Em seu comentário, o advogado Hélder de Brito Teixeira analisa o recente e polêmico deslfile de uma escola de samba, no Rio de Janeiro, que trouxe como tema o presidente Lula, e expôs a atual divisão do País, entre petistas e bolsonaristas. “O desfile ocorreu sem impedimentos judiciais imediatos, mas o debate está longe de acabar”, afirma. Confira íntegra…
No último domingo, 15 de fevereiro de 2026, a escola de samba *Acadêmicos de Niterói* abriu os desfiles do Grupo Especial do Carnaval do Rio de Janeiro na Marquês de Sapucaí com o enredo “Do alto do mulungu surge a esperança: Lula, o operário do Brasil”. A agremiação, que estreia na elite do carnaval carioca, dedicou quase 90 minutos de apresentação à trajetória pessoal e política do presidente Luiz Inácio Lula da Silva (PT), incluindo referências à sua origem nordestina, ascensão sindical e retorno à Presidência.
O presidente de honra da escola é o vereador *Anderson Pipico (PT)*, de Niterói (RJ), o que intensificou as críticas de opositores. Setores da direita política classificaram o desfile como propaganda eleitoral antecipada, em ano de eleições presidenciais nas quais Lula deve buscar a reeleição. Argumentam que o samba-enredo, com refrão exaltando “Lula, Lula!” e menções indiretas ao PT, ultrapassa o limite da mera homenagem cultural e configura promoção pessoal em período vedado pela legislação eleitoral (antes de 16 de agosto).
O *Tribunal Superior Eleitoral (TSE)* analisou o caso previamente: por unanimidade, rejeitou liminares do Partido Novo e de outros autores que pediam a proibição do enredo ou multa milionária. Os ministros afastaram a censura prévia, invocando a proteção constitucional à liberdade artística (art. 220 da CF), mas alertaram que o julgamento de mérito permanece aberto — ou seja, após o desfile, eventuais ilícitos eleitorais podem ser punidos.
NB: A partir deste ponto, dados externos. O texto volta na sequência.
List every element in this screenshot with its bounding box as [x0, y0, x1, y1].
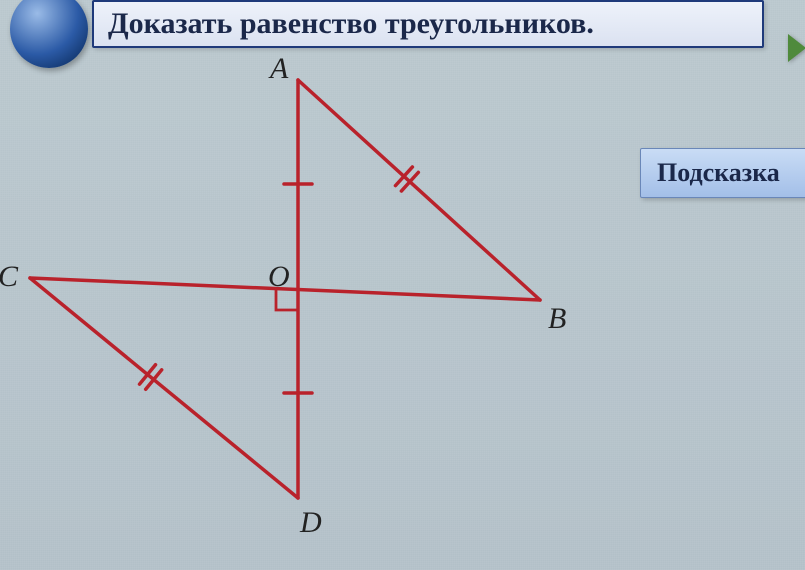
diagram-svg: ABCDO — [20, 60, 580, 520]
svg-text:A: A — [268, 52, 289, 85]
next-arrow-icon[interactable] — [788, 34, 805, 62]
svg-text:C: C — [0, 260, 19, 293]
svg-text:O: O — [268, 260, 290, 293]
title-text: Доказать равенство треугольников. — [108, 7, 594, 41]
svg-text:B: B — [548, 302, 566, 335]
title-box: Доказать равенство треугольников. — [92, 0, 764, 48]
geometry-diagram: ABCDO — [20, 60, 580, 520]
hint-label: Подсказка — [657, 158, 780, 188]
hint-button[interactable]: Подсказка — [640, 148, 805, 198]
svg-text:D: D — [299, 506, 322, 539]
Críticos comparam o episódio ao que levou à inelegibilidade do ex-presidente Jair Bolsonaro (PL). Em 2023, o TSE considerou que o evento de 7 de setembro de 2021, com uso de estrutura pública e discursos eleitorais em data cívica, configurou abuso de poder político e econômico, resultando na inelegibilidade por oito anos. Questiona-se se o mesmo rigor seria aplicado aqui, dado o financiamento parcial com recursos públicos (via Lei de Incentivo à Cultura e repasses municipais) e a ligação direta com filiados do PT.
Do ponto de vista cultural e social, o desfile também dividiu opiniões. Para alguns, representa uma celebração legítima da história de um líder popular e de milhões de brasileiros que se identificam com sua trajetória de superação. Para outros, transforma o carnaval — tradicional espaço de crítica social e irreverência — em palanque político oficial, ferindo a impessoalidade da administração pública, a neutralidade em ano eleitoral e o espírito de união da festa popular. Há quem veja no enredo um fator de polarização adicional, em momento de tensões políticas acirradas.
Aos 60 anos recém-completados (no dia 14 de fevereiro), acompanho carnavais há décadas e testemunhei diversas polêmicas e excessos na Sapucaí. No entanto, raramente se viu uma homenagem tão explícita a um político em exercício e pré-candidato, ainda mais com o presidente da agremiação ligado ao mesmo partido. Se confirmada alguma irregularidade eleitoral, o episódio pode representar mais um teste à credibilidade da Justiça Eleitoral — e ao equilíbrio entre liberdade de expressão e regras democráticas.
O desfile ocorreu sem impedimentos judiciais imediatos, mas o debate está longe de acabar. A sociedade brasileira assiste, dividida, a mais um capítulo em que cultura, política e justiça se entrelaçam de forma controversa.